POLS0035 Strategies of Terrorism
Course Code: POLS0035
Course Tutor: Dr Manuel Vogt (Department of Political Science)
Length: One Term (Spring Term)
Teaching: 20 contact hours
Assessment: One 1,500 word essay (40%) and one 2,500 word essay (60%)
Credits: 15 credits/4 US Credits/7.5 ECTS Credits
Module Level: L6 (Advanced)
terrorism, political violence, empirical research, and non-state actors
About this course
This module is suitable for advanced undergraduate students. It will acquaint students with the main theoretical debates and empirical findings in the research on terrorism. It covers the topic from both a contemporary and an historical perspective and examines terrorism as a strategic tool of intra-state and transnational warfare.
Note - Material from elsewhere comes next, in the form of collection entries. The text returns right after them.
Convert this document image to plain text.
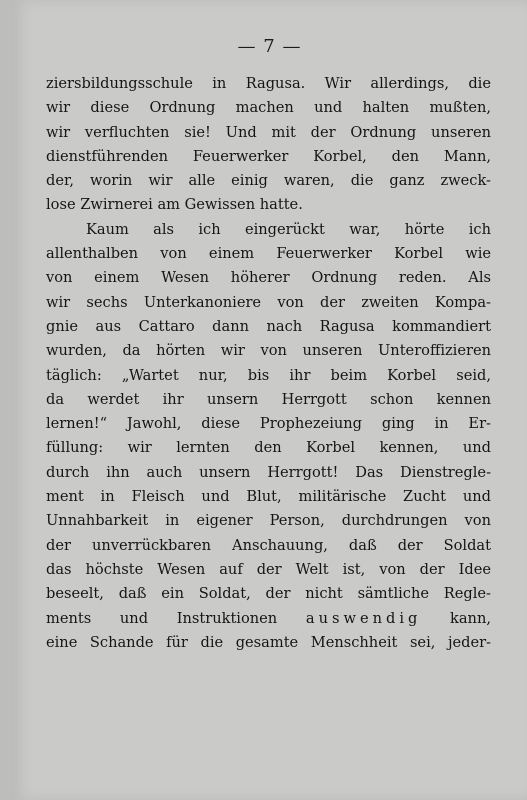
— 7 —
ziersbildungsschule in Ragusa. Wir allerdings, die
wir diese Ordnung machen und halten mußten,
wir verfluchten sie! Und mit der Ordnung unseren
dienstführenden Feuerwerker Korbel, den Mann,
der, worin wir alle einig waren, die ganz zweck-
lose Zwirnerei am Gewissen hatte.
Kaum als ich eingerückt war, hörte ich
allenthalben von einem Feuerwerker Korbel wie
von einem Wesen höherer Ordnung reden. Als
wir sechs Unterkanoniere von der zweiten Kompa-
gnie aus Cattaro dann nach Ragusa kommandiert
wurden, da hörten wir von unseren Unteroffizieren
täglich: „Wartet nur, bis ihr beim Korbel seid,
da werdet ihr unsern Herrgott schon kennen
lernen!“ Jawohl, diese Prophezeiung ging in Er-
füllung: wir lernten den Korbel kennen, und
durch ihn auch unsern Herrgott! Das Dienstregle-
ment in Fleisch und Blut, militärische Zucht und
Unnahbarkeit in eigener Person, durchdrungen von
der unverrückbaren Anschauung, daß der Soldat
das höchste Wesen auf der Welt ist, von der Idee
beseelt, daß ein Soldat, der nicht sämtliche Regle-
ments und Instruktionen auswendig kann,
eine Schande für die gesamte Menschheit sei, jeder-
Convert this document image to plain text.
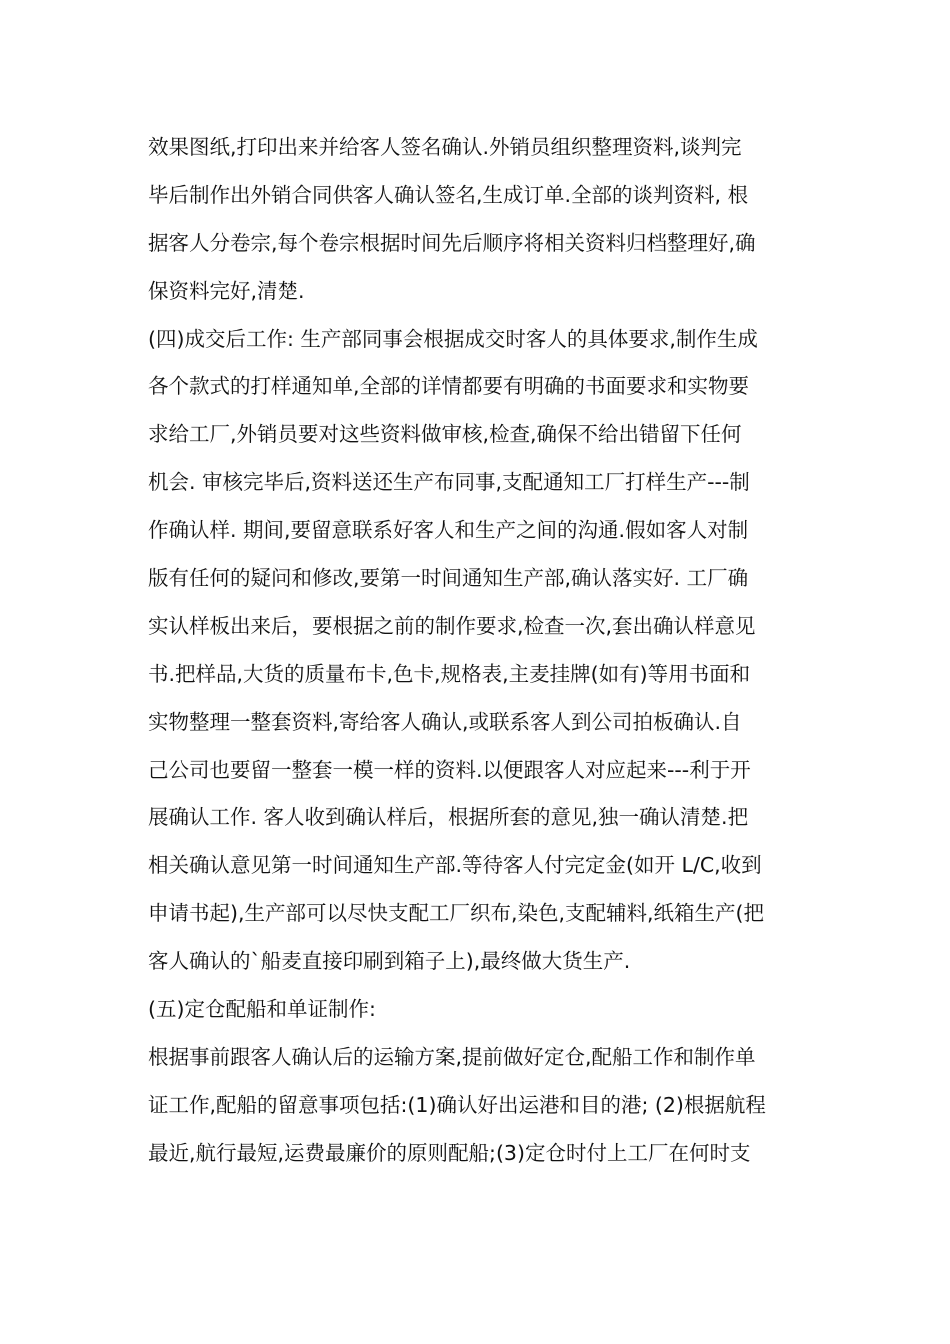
效果图纸,打印出来并给客人签名确认.外销员组织整理资料,谈判完
毕后制作出外销合同供客人确认签名,生成订单.全部的谈判资料, 根
据客人分卷宗,每个卷宗根据时间先后顺序将相关资料归档整理好,确
保资料完好,清楚.
(四)成交后工作: 生产部同事会根据成交时客人的具体要求,制作生成
各个款式的打样通知单,全部的详情都要有明确的书面要求和实物要
求给工厂,外销员要对这些资料做审核,检查,确保不给出错留下任何
机会. 审核完毕后,资料送还生产布同事,支配通知工厂打样生产---制
作确认样. 期间,要留意联系好客人和生产之间的沟通.假如客人对制
版有任何的疑问和修改,要第一时间通知生产部,确认落实好. 工厂确
实认样板出来后，要根据之前的制作要求,检查一次,套出确认样意见
书.把样品,大货的质量布卡,色卡,规格表,主麦挂牌(如有)等用书面和
实物整理一整套资料,寄给客人确认,或联系客人到公司拍板确认.自
己公司也要留一整套一模一样的资料.以便跟客人对应起来---利于开
展确认工作. 客人收到确认样后，根据所套的意见,独一确认清楚.把
相关确认意见第一时间通知生产部.等待客人付完定金(如开 L/C,收到
申请书起),生产部可以尽快支配工厂织布,染色,支配辅料,纸箱生产(把
客人确认的`船麦直接印刷到箱子上),最终做大货生产.
(五)定仓配船和单证制作:
根据事前跟客人确认后的运输方案,提前做好定仓,配船工作和制作单
证工作,配船的留意事项包括:(1)确认好出运港和目的港; (2)根据航程
最近,航行最短,运费最廉价的原则配船;(3)定仓时付上工厂在何时支
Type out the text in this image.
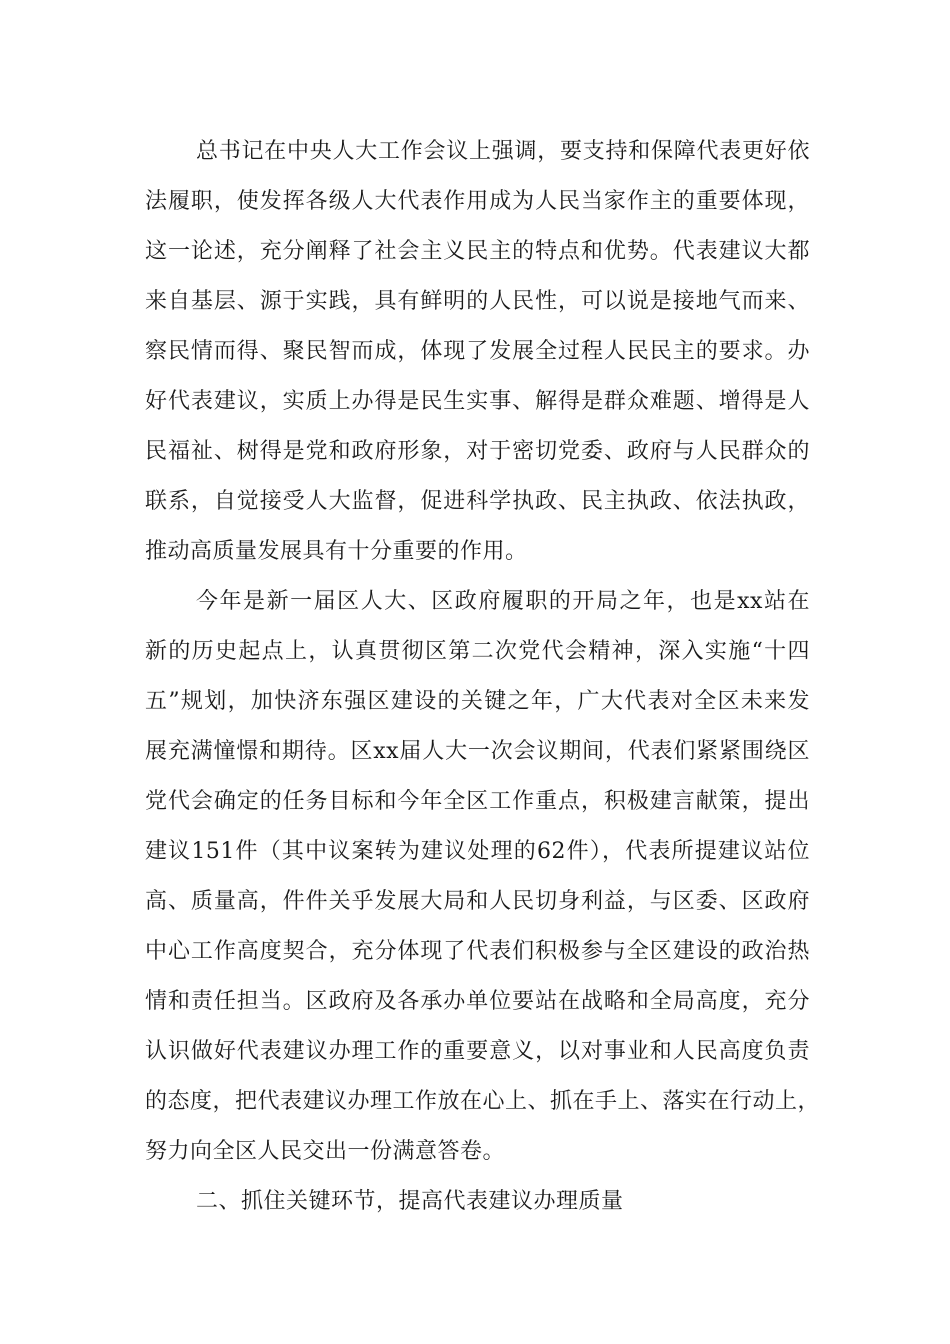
总书记在中央人大工作会议上强调，要支持和保障代表更好依
法履职，使发挥各级人大代表作用成为人民当家作主的重要体现，
这一论述，充分阐释了社会主义民主的特点和优势。代表建议大都
来自基层、源于实践，具有鲜明的人民性，可以说是接地气而来、
察民情而得、聚民智而成，体现了发展全过程人民民主的要求。办
好代表建议，实质上办得是民生实事、解得是群众难题、增得是人
民福祉、树得是党和政府形象，对于密切党委、政府与人民群众的
联系，自觉接受人大监督，促进科学执政、民主执政、依法执政，
推动高质量发展具有十分重要的作用。
今年是新一届区人大、区政府履职的开局之年，也是xx站在
新的历史起点上，认真贯彻区第二次党代会精神，深入实施“十四
五”规划，加快济东强区建设的关键之年，广大代表对全区未来发
展充满憧憬和期待。区xx届人大一次会议期间，代表们紧紧围绕区
党代会确定的任务目标和今年全区工作重点，积极建言献策，提出
建议151件（其中议案转为建议处理的62件），代表所提建议站位
高、质量高，件件关乎发展大局和人民切身利益，与区委、区政府
中心工作高度契合，充分体现了代表们积极参与全区建设的政治热
情和责任担当。区政府及各承办单位要站在战略和全局高度，充分
认识做好代表建议办理工作的重要意义，以对事业和人民高度负责
的态度，把代表建议办理工作放在心上、抓在手上、落实在行动上，
努力向全区人民交出一份满意答卷。
二、抓住关键环节，提高代表建议办理质量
We will draw on insights from political science, sociology, psychology, criminology, economics, and history to shed light on such topics as the historical trends in terrorist activity, the relationship of terrorism to other forms of political violence, the use of one-sided violence in civil conflicts, the system and individual-level roots of terrorism, the role of religion in contemporary transnational terrorism, as well as the effects (and effectiveness) of this strategy of political violence. We will also examine the policy responses available to political decision makers in the field of security, including the ethical concerns arising in the context of counter-terrorist strategies.
Students will be asked to complete a comprehensive set of readings, to participate actively in seminar discussions, and to write two short papers.
By the end of the term, students should be equipped to answer central theoretical and practical questions, such as: why and when do organizations resort to terrorist strategies? Under what conditions are grievances and opportunities for terrorism most likely to emerge? How does violence spill across borders, and what drives transnational terrorism? What leads individuals to the point at which they feel that violence is their only option to bring about political change? How does terrorism affect politics and society in the target countries? How do terrorist organizations collapse, and what options do policymakers have to counter the threat of terrorism?
Please note that POLS0035 is an advanced Political Science module. Its delivery is based on the assumption that you are familiar with concepts and theories central to the field. Moreover, the module will place emphasis on an empirical approach to the study of terrorism. Thus, the methodological discussions and exercises in the seminars will equip you with the analytical tools to ask theoretically relevant and empirically testable research questions, to generate hypotheses, and to develop empirical strategies to test these hypotheses.
You may also want to look at the POLS0035 reading list from last year (accessible via the UCL Library) to get an idea of the readings and topics covered in the module itself.